— Какой завод? — недоумевая, переспросил Овсов.
— Да кирпичный, тот, что на Лому, — и, не получив ответа, Петр решительно заявил: — Вот что, пойдемте посмотрим, пошевелим мозгами на месте.
Прогулка на завод, который находился в двух километрах от Лукашей, была не ко времени: Василий Ильич собирался сразу же после обеда заняться починкой крыши над хлевом. Отказаться он тоже не решался и, промолчав, переминаясь с ноги на ногу, поглядывал на Кожина.
— Ладно, пойдем посмотрим, — согласился Матвей. — Идем, Василий, чего там.
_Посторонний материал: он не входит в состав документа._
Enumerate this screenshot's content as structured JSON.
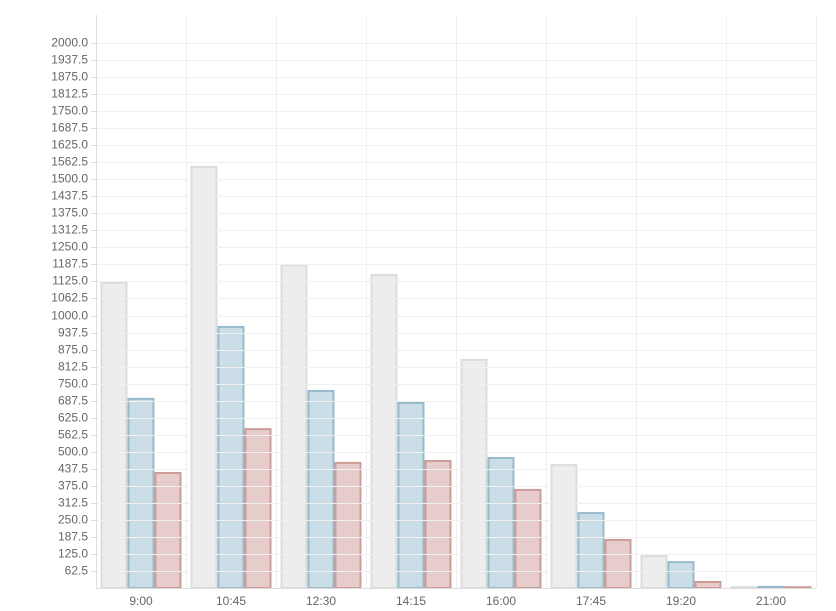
{
  "chart_data": {
    "type": "bar",
    "categories": [
      "9:00",
      "10:45",
      "12:30",
      "14:15",
      "16:00",
      "17:45",
      "19:20",
      "21:00"
    ],
    "series": [
      {
        "color": "#dcdcdc",
        "values": [
          1119,
          1545,
          1185,
          1149,
          837,
          451,
          117,
          3
        ]
      },
      {
        "color": "#97bbcd",
        "values": [
          694,
          958,
          723,
          679,
          477,
          275,
          95,
          4
        ]
      },
      {
        "color": "#cd9c97",
        "values": [
          422,
          583,
          459,
          466,
          360,
          176,
          22,
          3
        ]
      }
    ],
    "ylim": [
      0,
      2100
    ],
    "yticks": [
      62.5,
      {
        "value": 125,
        "label": "125.0"
      },
      187.5,
      {
        "value": 250,
        "label": "250.0"
      },
      312.5,
      {
        "value": 375,
        "label": "375.0"
      },
      437.5,
      {
        "value": 500,
        "label": "500.0"
      },
      562.5,
      {
        "value": 625,
        "label": "625.0"
      },
      687.5,
      {
        "value": 750,
        "label": "750.0"
      },
      812.5,
      {
        "value": 875,
        "label": "875.0"
      },
      937.5,
      {
        "value": 1000,
        "label": "1000.0"
      },
      1062.5,
      {
        "value": 1125,
        "label": "1125.0"
      },
      1187.5,
      {
        "value": 1250,
        "label": "1250.0"
      },
      1312.5,
      {
        "value": 1375,
        "label": "1375.0"
      },
      1437.5,
      {
        "value": 1500,
        "label": "1500.0"
      },
      1562.5,
      {
        "value": 1625,
        "label": "1625.0"
      },
      1687.5,
      {
        "value": 1750,
        "label": "1750.0"
      },
      1812.5,
      {
        "value": 1875,
        "label": "1875.0"
      },
      1937.5,
      {
        "value": 2000,
        "label": "2000.0"
      }
    ],
    "grid": true
  }
}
Идя Зарекой, мимо нового, с затекшими смолой бревнами дома Сашка, они увидели торчащую из окна розовую лысину хозяина.
— Эй, куда? — окликнул их Сашок.
— На Лом, завод смотреть. Давай с нами, Масленкин, — пригласил его Петр.
Они вышли за деревню, спустились в низину и зашагали напрямик по густой траве заливного луга. Перепрыгивая с камня на камень, перебрались на противоположный, обрывистый берег реки. Раздвигая частый ольшаник, они вышли к скотному двору. Это был длинный, с темными горбатыми стенами сарай. Петр остановился и ткнул в сторону сарая пальцем.
— Новый строить надо. А где взять кирпич на столбы? Без кирпича нам нельзя, Матвей Савельич.
— Разве я против завода, — обиделся Кожин, — я говорю: не под силу нам.
— Попытка не убыток, Савельич, — поддержал председателя Сашок и, приложив к козырьку руку, проговорил: — Глянь, на водогрейке Конь сидит.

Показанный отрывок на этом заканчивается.